Hello. In classes/reading texts on linear algebra, I have always been told to use block algorithms. The rationale and everything makes sense to me, but I haven’t quite understood one part of implementation (ie, coding something myself): loading n blocks into memory to fill the cache, and then operating with those blocks.

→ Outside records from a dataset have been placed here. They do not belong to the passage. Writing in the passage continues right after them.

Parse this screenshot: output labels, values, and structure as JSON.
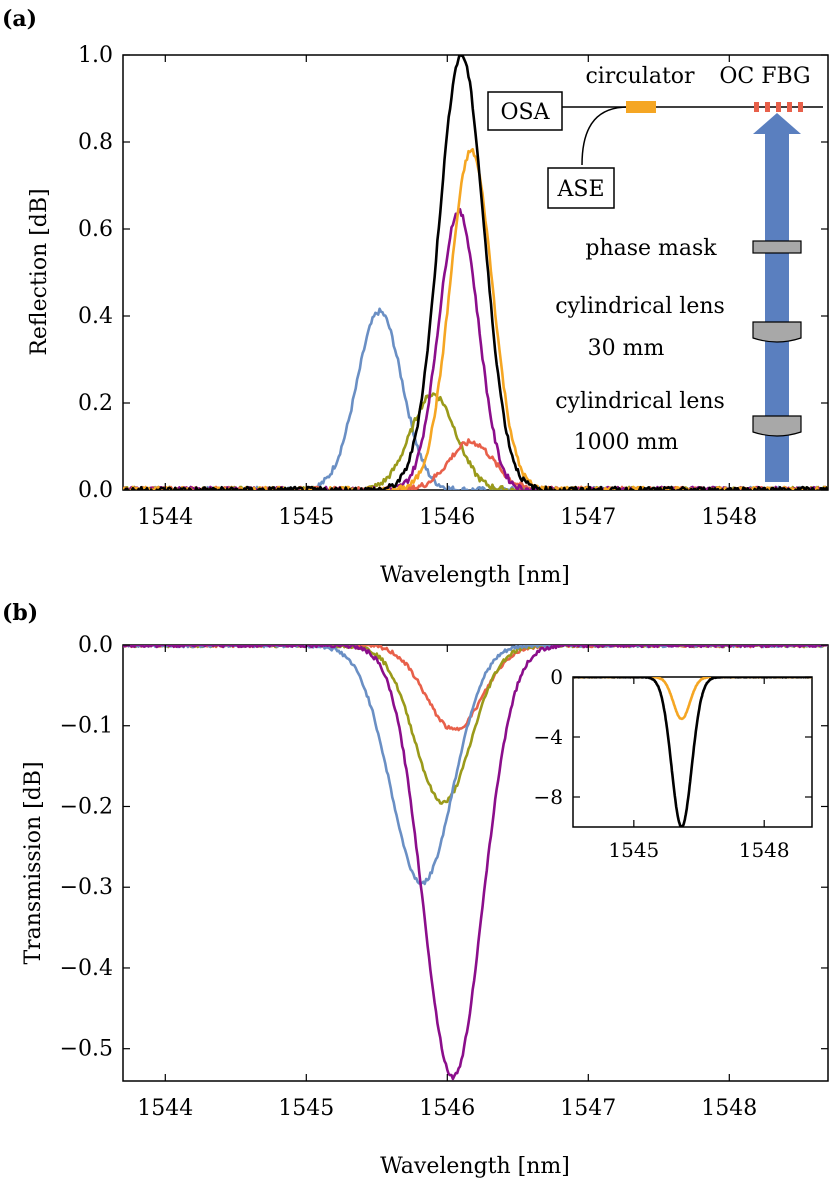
{
  "colors": {
    "blue": "#6a8fc4",
    "olive": "#9a9a1a",
    "purple": "#8b0e8b",
    "orange": "#f5a623",
    "red": "#e8604a",
    "black": "#000000",
    "arrow": "#5a7fbf",
    "optic": "#a8a8a8"
  },
  "chart_data": [
    {
      "panel_label": "(a)",
      "type": "line",
      "xlabel": "Wavelength [nm]",
      "ylabel": "Reflection [dB]",
      "xlim": [
        1543.7,
        1548.7
      ],
      "ylim": [
        0,
        1.0
      ],
      "xticks": [
        "1544",
        "1545",
        "1546",
        "1547",
        "1548"
      ],
      "yticks": [
        "0.0",
        "0.2",
        "0.4",
        "0.6",
        "0.8",
        "1.0"
      ],
      "series": [
        {
          "color": "blue",
          "shape": "gaussian",
          "center": 1545.52,
          "amplitude": 0.41,
          "width": 0.16
        },
        {
          "color": "olive",
          "shape": "gaussian",
          "center": 1545.9,
          "amplitude": 0.22,
          "width": 0.16
        },
        {
          "color": "red",
          "shape": "gaussian",
          "center": 1546.17,
          "amplitude": 0.11,
          "width": 0.16
        },
        {
          "color": "purple",
          "shape": "gaussian",
          "center": 1546.08,
          "amplitude": 0.64,
          "width": 0.14
        },
        {
          "color": "orange",
          "shape": "gaussian",
          "center": 1546.17,
          "amplitude": 0.78,
          "width": 0.15
        },
        {
          "color": "black",
          "shape": "gaussian",
          "center": 1546.1,
          "amplitude": 1.0,
          "width": 0.16
        }
      ],
      "setup_diagram": {
        "labels": {
          "osa": "OSA",
          "circulator": "circulator",
          "oc_fbg": "OC FBG",
          "ase": "ASE",
          "phase_mask": "phase mask",
          "cyl_lens_1": "cylindrical lens",
          "cyl_lens_1_f": "30 mm",
          "cyl_lens_2": "cylindrical lens",
          "cyl_lens_2_f": "1000 mm"
        }
      }
    },
    {
      "panel_label": "(b)",
      "type": "line",
      "xlabel": "Wavelength [nm]",
      "ylabel": "Transmission [dB]",
      "xlim": [
        1543.7,
        1548.7
      ],
      "ylim": [
        -0.54,
        0.0
      ],
      "xticks": [
        "1544",
        "1545",
        "1546",
        "1547",
        "1548"
      ],
      "yticks": [
        "0.0",
        "−0.1",
        "−0.2",
        "−0.3",
        "−0.4",
        "−0.5"
      ],
      "series": [
        {
          "color": "red",
          "shape": "gaussian",
          "center": 1546.05,
          "amplitude": -0.105,
          "width": 0.2
        },
        {
          "color": "olive",
          "shape": "gaussian",
          "center": 1545.97,
          "amplitude": -0.195,
          "width": 0.2
        },
        {
          "color": "blue",
          "shape": "gaussian",
          "center": 1545.82,
          "amplitude": -0.295,
          "width": 0.22
        },
        {
          "color": "purple",
          "shape": "gaussian",
          "center": 1546.04,
          "amplitude": -0.535,
          "width": 0.21
        }
      ],
      "inset": {
        "type": "line",
        "xlim": [
          1543.6,
          1549.1
        ],
        "ylim": [
          -10,
          0
        ],
        "xticks": [
          "1545",
          "1548"
        ],
        "yticks": [
          "0",
          "−4",
          "−8"
        ],
        "series": [
          {
            "color": "orange",
            "shape": "gaussian",
            "center": 1546.1,
            "amplitude": -2.8,
            "width": 0.19
          },
          {
            "color": "black",
            "shape": "gaussian",
            "center": 1546.1,
            "amplitude": -10.0,
            "width": 0.23
          }
        ]
      }
    }
  ]
}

As an example, here is a part of LAPACK’s dlaswp
, which permutes the rows of a matrix A
according to a permutation matrix stored as vector in IPIV
https://www.netlib.org/lapack/explore-html/d1/d7e/group__laswp_ga5d3ea3e3cb61e32750bf062a2446aa33.html:
n32 = ( n / 32 )*32
IF( n32.NE.0 ) THEN
DO 30 j = 1, n32, 32
ix = ix0
DO 20 i = i1, i2, inc
ip = ipiv( ix )
IF( ip.NE.i ) THEN
DO 10 k = j, j + 31
temp = a( i, k )
a( i, k ) = a( ip, k )
a( ip, k ) = temp
10 CONTINUE
END IF
ix = ix + incx
20 CONTINUE
30 CONTINUE
END IF
If I were to code this algorithm myself, I would just have do loop 30 iterate j
from 1
to n
, and get rid of do loop 10 (ie, one iteration of this look with k=j
), hoping that if I just iterate sequentially one-by-one, the compiler would load in the appropriate amount of columns of a row to fill the cache well (since there is no Fortran command that says “load these rows/these 32 elements of these rows into memory right now”). Is this the type of style block algorithms should be coded in Fortran?